Sleep-stage differences between groups may help explain these opposite effects. The study recorded sleep stages during naps using home-based polysomnography and tracked overall sleep quality with wrist-worn activity monitors and parent sleep logs. Forty-four percent of the children with Down syndrome did not enter REM sleep during their naps, compared with about six percent of the typically developing children. Previous research suggests that interactions between REM sleep and deep non-REM (slow-wave) sleep contribute to memory consolidation. Reduced REM sleep or interrupted progression through sleep stages—conditions that are more common in Down syndrome and often associated with sleep problems such as sleep apnea—could disrupt the consolidation process.
“In children with Down syndrome, there was something about napping right after learning that seemed to interfere with retention, which contrasts with the benefit we saw in typically developing children,” said Jamie Edgin, associate professor of psychology at the University of Arizona and senior author of the study. “REM sleep appears to be a promising factor to examine, because incomplete or insufficient REM during a nap may be linked to poorer memory outcomes.”
First author Goffredina Spanò, who conducted the home visits during her doctoral work at the UA Department of Psychology, emphasized the ecological approach. The team deliberately avoided lab-based sleep testing to preserve each child’s normal routine and comfort. The wake condition was scheduled at times when children would not normally nap, so the study did not involve sleep deprivation.
The observed pattern—naps benefiting typical preschoolers but hindering children with Down syndrome—persisted even after an intervening night of sleep. That suggests the nap-related difference in consolidation has lasting effects on learning across a full day.

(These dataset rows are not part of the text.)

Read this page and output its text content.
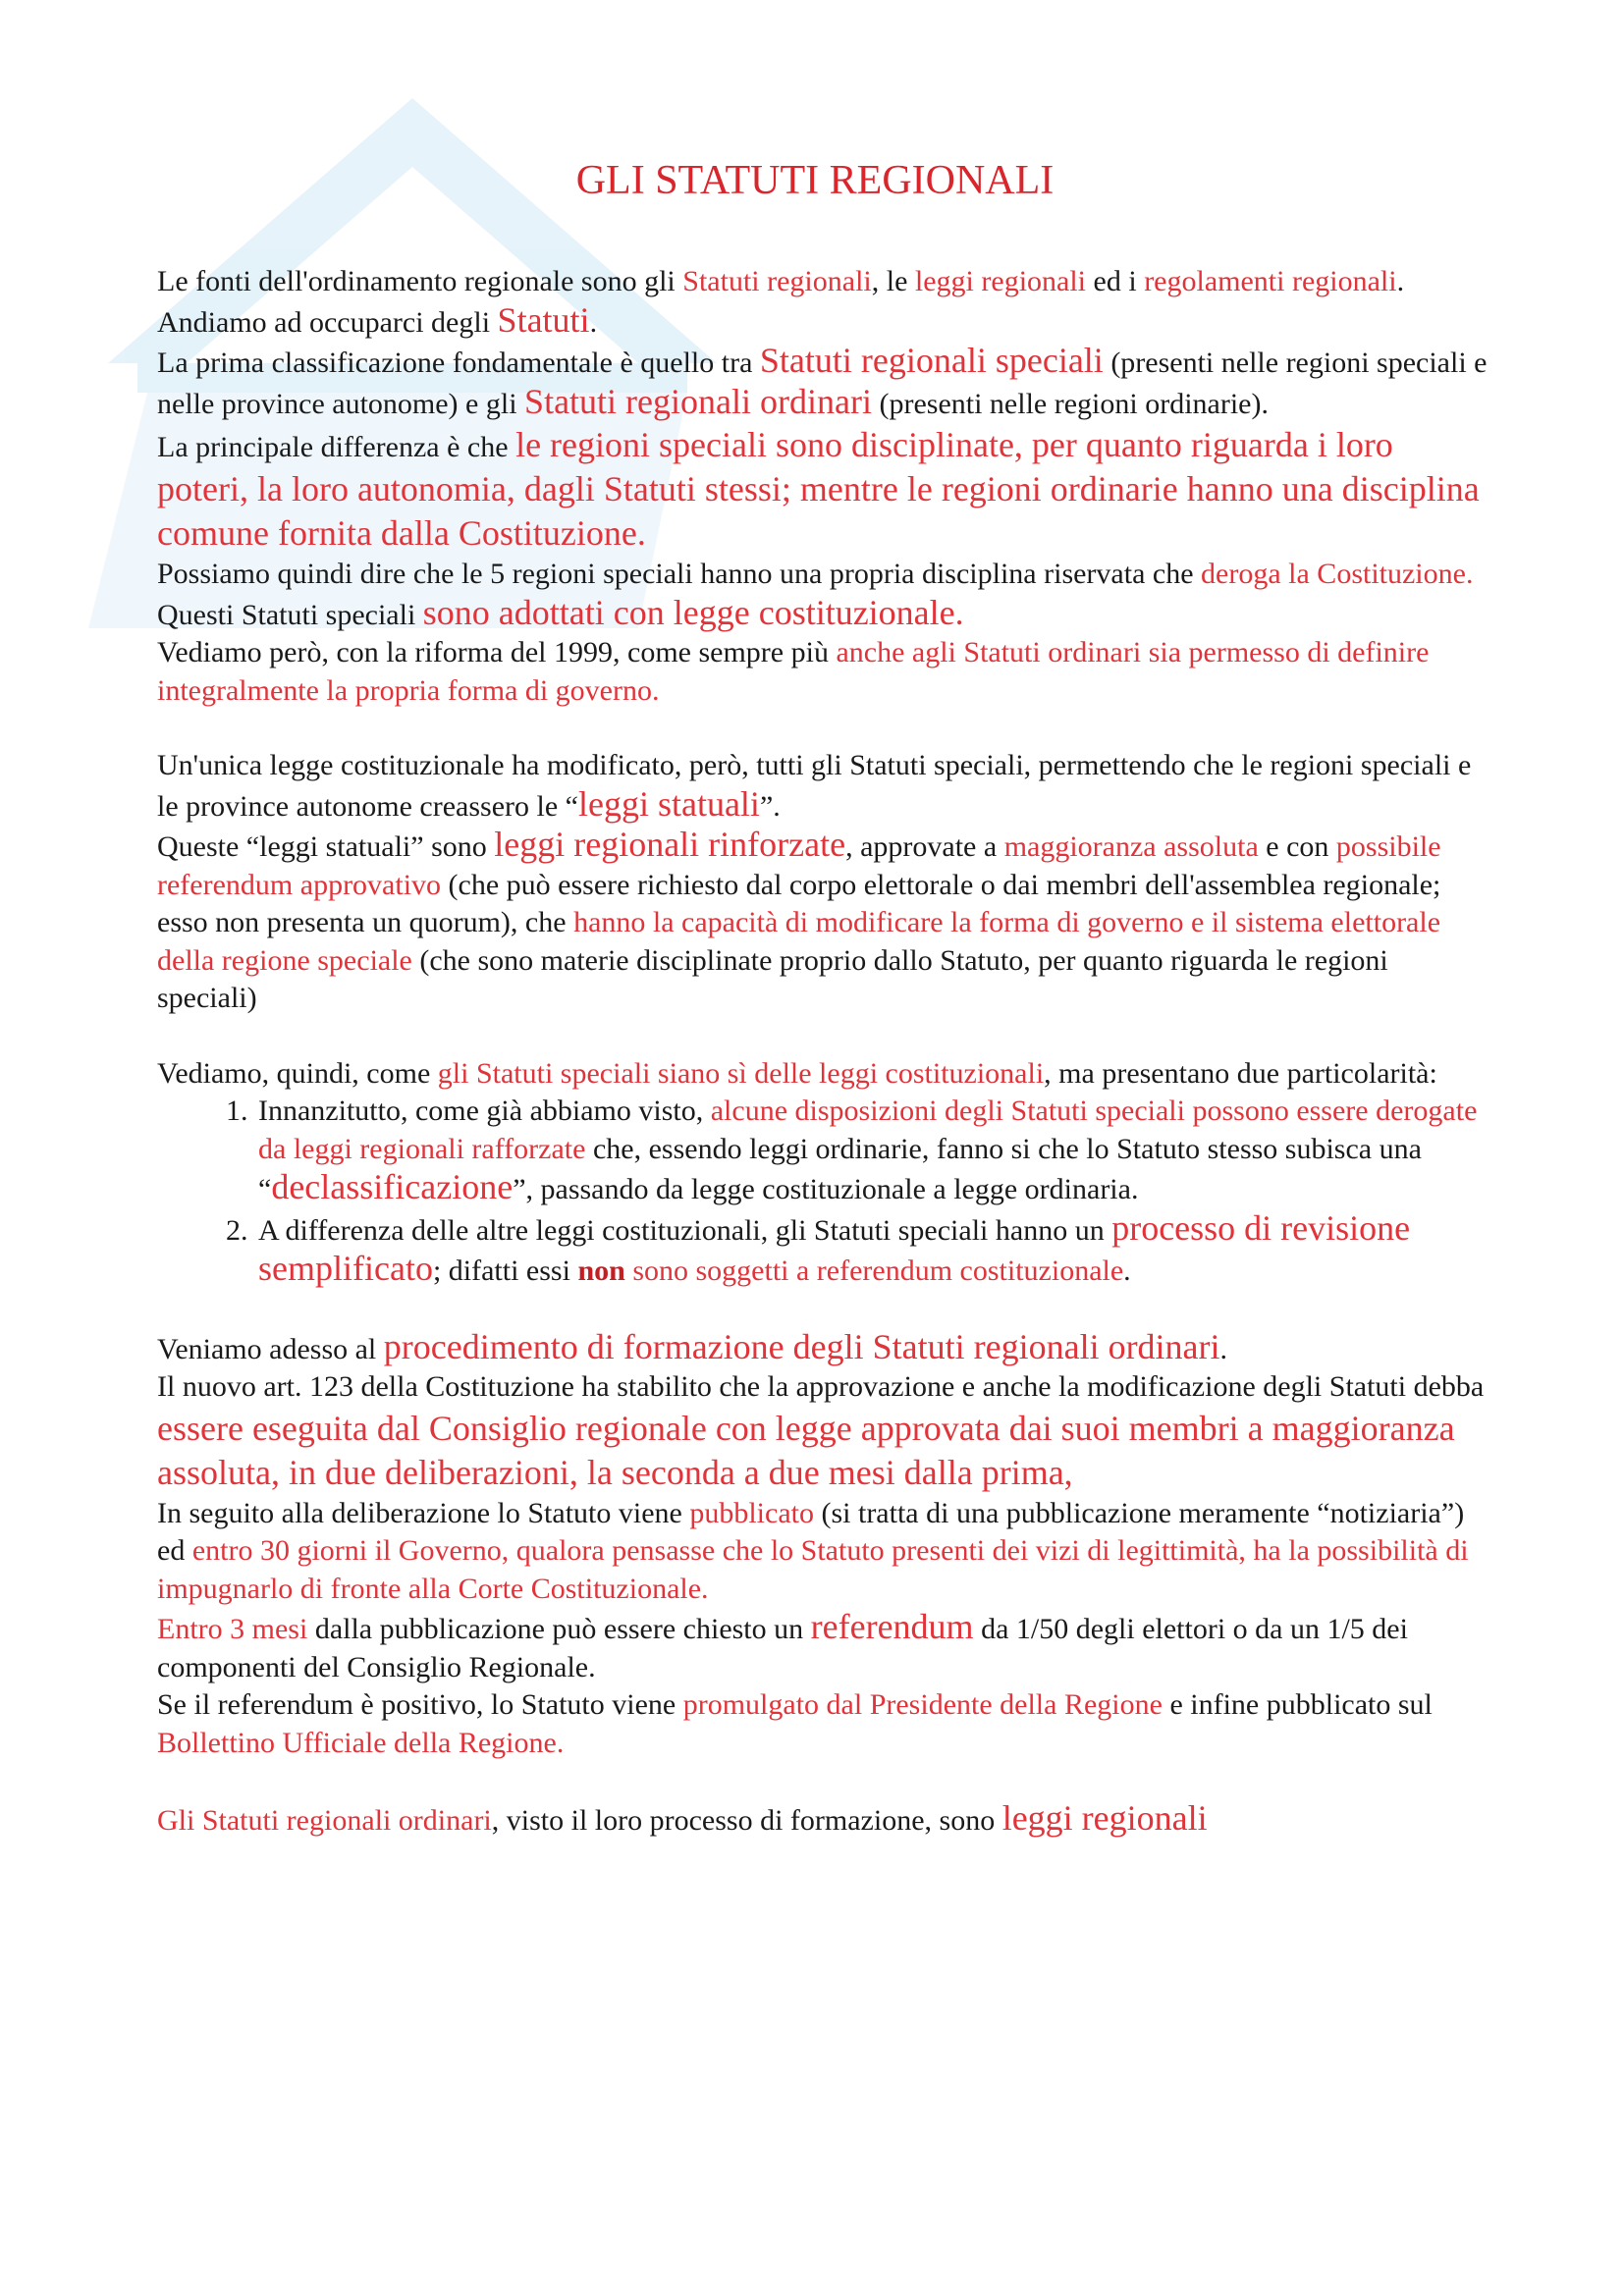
GLI STATUTI REGIONALI

Le fonti dell'ordinamento regionale sono gli Statuti regionali, le leggi regionali ed i regolamenti regionali.

Andiamo ad occuparci degli Statuti.

La prima classificazione fondamentale è quello tra Statuti regionali speciali (presenti nelle regioni speciali e nelle province autonome) e gli Statuti regionali ordinari (presenti nelle regioni ordinarie).

La principale differenza è che le regioni speciali sono disciplinate, per quanto riguarda i loro poteri, la loro autonomia, dagli Statuti stessi; mentre le regioni ordinarie hanno una disciplina comune fornita dalla Costituzione.

Possiamo quindi dire che le 5 regioni speciali hanno una propria disciplina riservata che deroga la Costituzione.

Questi Statuti speciali sono adottati con legge costituzionale.

Vediamo però, con la riforma del 1999, come sempre più anche agli Statuti ordinari sia permesso di definire integralmente la propria forma di governo.

Un'unica legge costituzionale ha modificato, però, tutti gli Statuti speciali, permettendo che le regioni speciali e le province autonome creassero le “leggi statuali”.

Queste “leggi statuali” sono leggi regionali rinforzate, approvate a maggioranza assoluta e con possibile referendum approvativo (che può essere richiesto dal corpo elettorale o dai membri dell'assemblea regionale; esso non presenta un quorum), che hanno la capacità di modificare la forma di governo e il sistema elettorale della regione speciale (che sono materie disciplinate proprio dallo Statuto, per quanto riguarda le regioni speciali)

Vediamo, quindi, come gli Statuti speciali siano sì delle leggi costituzionali, ma presentano due particolarità:

1. Innanzitutto, come già abbiamo visto, alcune disposizioni degli Statuti speciali possono essere derogate da leggi regionali rafforzate che, essendo leggi ordinarie, fanno si che lo Statuto stesso subisca una “declassificazione”, passando da legge costituzionale a legge ordinaria.
2. A differenza delle altre leggi costituzionali, gli Statuti speciali hanno un processo di revisione semplificato; difatti essi non sono soggetti a referendum costituzionale.

Veniamo adesso al procedimento di formazione degli Statuti regionali ordinari.

Il nuovo art. 123 della Costituzione ha stabilito che la approvazione e anche la modificazione degli Statuti debba essere eseguita dal Consiglio regionale con legge approvata dai suoi membri a maggioranza assoluta, in due deliberazioni, la seconda a due mesi dalla prima,

In seguito alla deliberazione lo Statuto viene pubblicato (si tratta di una pubblicazione meramente “notiziaria”) ed entro 30 giorni il Governo, qualora pensasse che lo Statuto presenti dei vizi di legittimità, ha la possibilità di impugnarlo di fronte alla Corte Costituzionale.

Entro 3 mesi dalla pubblicazione può essere chiesto un referendum da 1/50 degli elettori o da un 1/5 dei componenti del Consiglio Regionale.

Se il referendum è positivo, lo Statuto viene promulgato dal Presidente della Regione e infine pubblicato sul Bollettino Ufficiale della Regione.

Gli Statuti regionali ordinari, visto il loro processo di formazione, sono leggi regionali
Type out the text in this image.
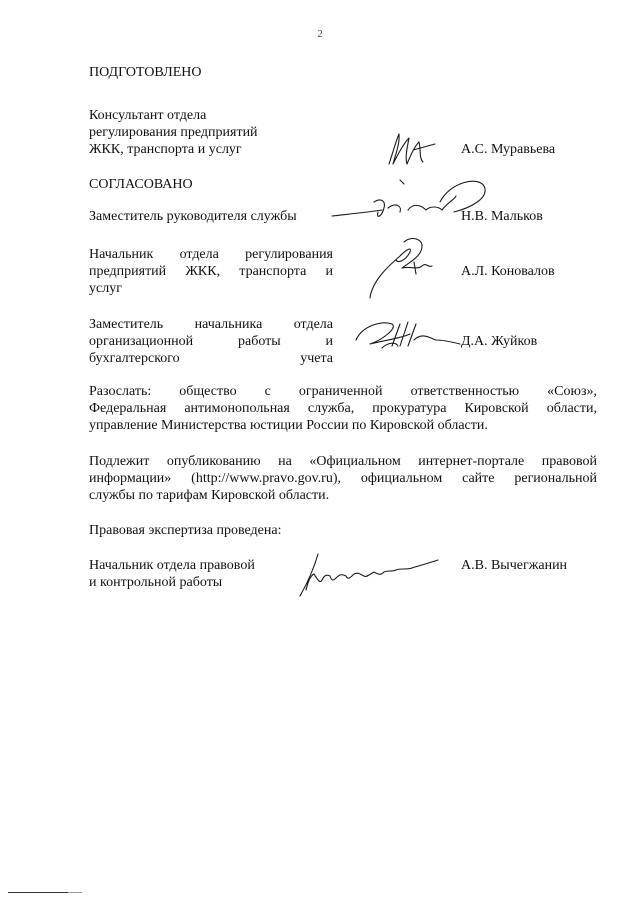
2
ПОДГОТОВЛЕНО
Консультант отдела
регулирования предприятий
ЖКК, транспорта и услуг	А.С. Муравьева
СОГЛАСОВАНО
Заместитель руководителя службы	Н.В. Мальков
Начальник отдела регулирования
предприятий ЖКК, транспорта и
услуг
А.Л. Коновалов
Заместитель начальника отдела
организационной работы и
бухгалтерского учета
Д.А. Жуйков
Разослать: общество с ограниченной ответственностью «Союз»,
Федеральная антимонопольная служба, прокуратура Кировской области,
управление Министерства юстиции России по Кировской области.
Подлежит опубликованию на «Официальном интернет-портале правовой
информации» (http://www.pravo.gov.ru), официальном сайте региональной
службы по тарифам Кировской области.
Правовая экспертиза проведена:
Начальник отдела правовой
и контрольной работы
А.В. Вычегжанин
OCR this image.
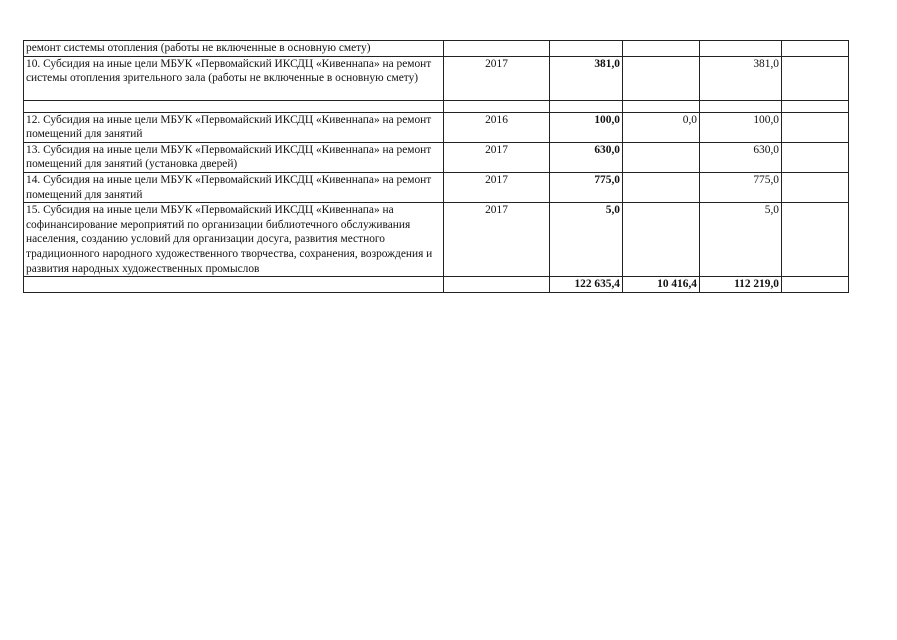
ремонт системы отопления (работы не включенные в основную смету)					
10. Субсидия на иные цели МБУК «Первомайский ИКСДЦ «Кивеннапа» на ремонт системы отопления зрительного зала (работы не включенные в основную смету)	2017	381,0		381,0	

12. Субсидия на иные цели МБУК «Первомайский ИКСДЦ «Кивеннапа» на ремонт помещений для занятий	2016	100,0	0,0	100,0	
13. Субсидия на иные цели МБУК «Первомайский ИКСДЦ «Кивеннапа» на ремонт помещений для занятий (установка дверей)	2017	630,0		630,0	
14. Субсидия на иные цели МБУК «Первомайский ИКСДЦ «Кивеннапа» на ремонт помещений для занятий	2017	775,0		775,0	
15. Субсидия на иные цели МБУК «Первомайский ИКСДЦ «Кивеннапа» на софинансирование мероприятий по организации библиотечного обслуживания населения, созданию условий для организации досуга, развития местного традиционного народного художественного творчества, сохранения, возрождения и развития народных художественных промыслов	2017	5,0		5,0	
		122 635,4	10 416,4	112 219,0	
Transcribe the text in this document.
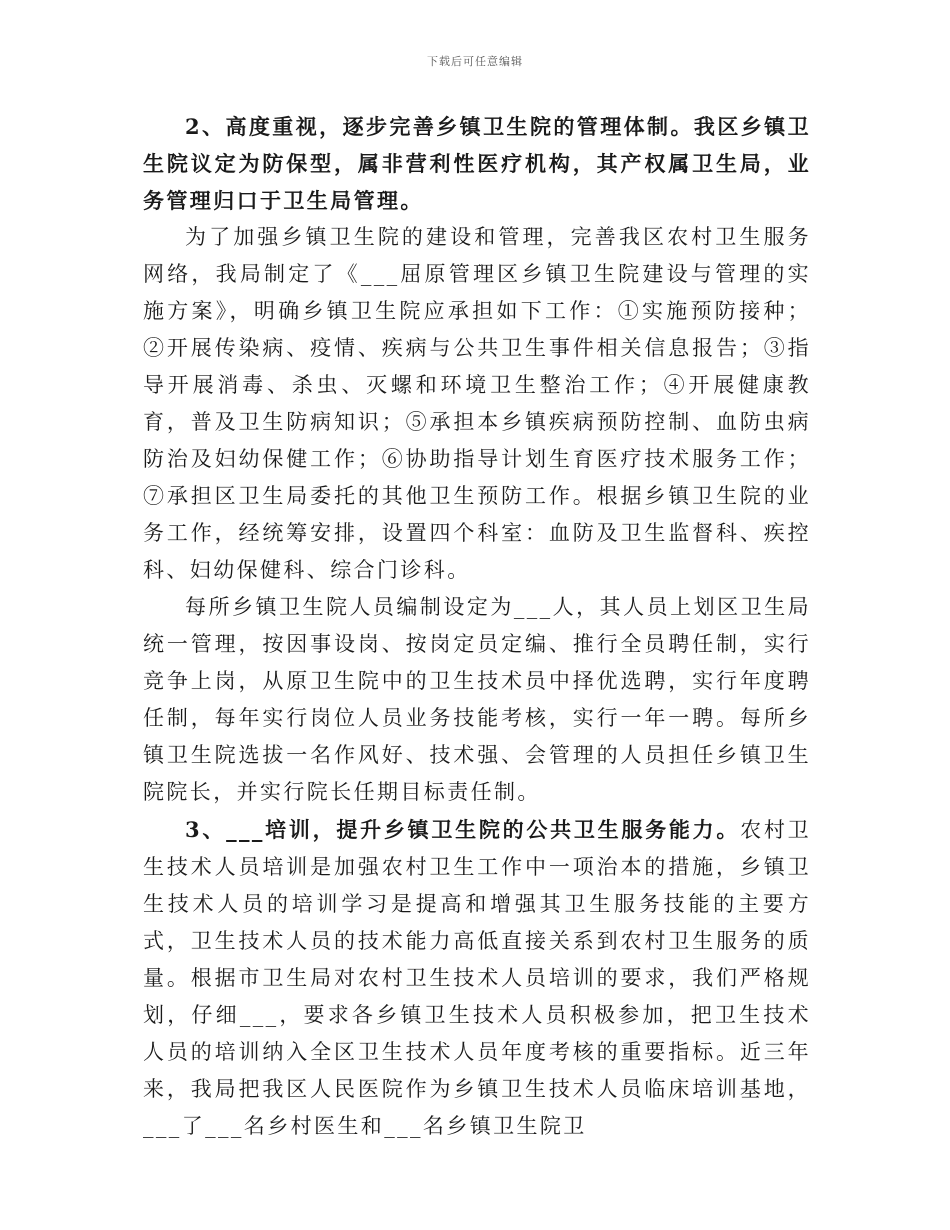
下载后可任意编辑

2、高度重视，逐步完善乡镇卫生院的管理体制。我区乡镇卫生院议定为防保型，属非营利性医疗机构，其产权属卫生局，业务管理归口于卫生局管理。

为了加强乡镇卫生院的建设和管理，完善我区农村卫生服务网络，我局制定了《___屈原管理区乡镇卫生院建设与管理的实施方案》，明确乡镇卫生院应承担如下工作：①实施预防接种；②开展传染病、疫情、疾病与公共卫生事件相关信息报告；③指导开展消毒、杀虫、灭螺和环境卫生整治工作；④开展健康教育，普及卫生防病知识；⑤承担本乡镇疾病预防控制、血防虫病防治及妇幼保健工作；⑥协助指导计划生育医疗技术服务工作；⑦承担区卫生局委托的其他卫生预防工作。根据乡镇卫生院的业务工作，经统筹安排，设置四个科室：血防及卫生监督科、疾控科、妇幼保健科、综合门诊科。

每所乡镇卫生院人员编制设定为___人，其人员上划区卫生局统一管理，按因事设岗、按岗定员定编、推行全员聘任制，实行竞争上岗，从原卫生院中的卫生技术员中择优选聘，实行年度聘任制，每年实行岗位人员业务技能考核，实行一年一聘。每所乡镇卫生院选拔一名作风好、技术强、会管理的人员担任乡镇卫生院院长，并实行院长任期目标责任制。

3、___培训，提升乡镇卫生院的公共卫生服务能力。农村卫生技术人员培训是加强农村卫生工作中一项治本的措施，乡镇卫生技术人员的培训学习是提高和增强其卫生服务技能的主要方式，卫生技术人员的技术能力高低直接关系到农村卫生服务的质量。根据市卫生局对农村卫生技术人员培训的要求，我们严格规划，仔细___，要求各乡镇卫生技术人员积极参加，把卫生技术人员的培训纳入全区卫生技术人员年度考核的重要指标。近三年来，我局把我区人民医院作为乡镇卫生技术人员临床培训基地，___了___名乡村医生和___名乡镇卫生院卫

The findings have practical and clinical implications. Sleep quality and sleep stage composition may influence how children with developmental disorders learn and retain information. Clinical trials and interventions for children with Down syndrome may need to consider sleep as a key variable when assessing learning outcomes and treatment effects. Edgin’s lab is exploring whether altering nap routines could be a useful intervention to improve learning in children with Down syndrome.

About the research
The study, published in Proceedings of the National Academy of Sciences, is titled “REM sleep in naps differentially relates to memory consolidation in typical preschoolers and children with Down syndrome.” It demonstrates that naps are not universally beneficial for learning: in healthy preschoolers, REM-rich naps appeared to support memory consolidation, while in children with Down syndrome—many of whom experienced reduced or absent REM during naps—napping was associated with increased memory loss.
Funding and collaborators: The research was supported in part by the Molly Lawson Foundation, Jerome Lejeune Foundation, and LuMind Research Down Syndrome Foundation. Collaborators included Rebecca Gómez, Bianca Demara and Stephen Cowen from the UA Department of Psychology and Mary Alt from the UA Department of Speech, Language and Hearing Sciences.
The authors caution that additional work is needed to pinpoint the precise mechanisms linking sleep stages to memory outcomes and to determine whether changes to nap timing or duration could improve learning for children with Down syndrome. For clinicians, educators, and parents, these results underscore the importance of considering sleep quality and sleep architecture when designing learning activities or interventions for young children, especially those with developmental disorders.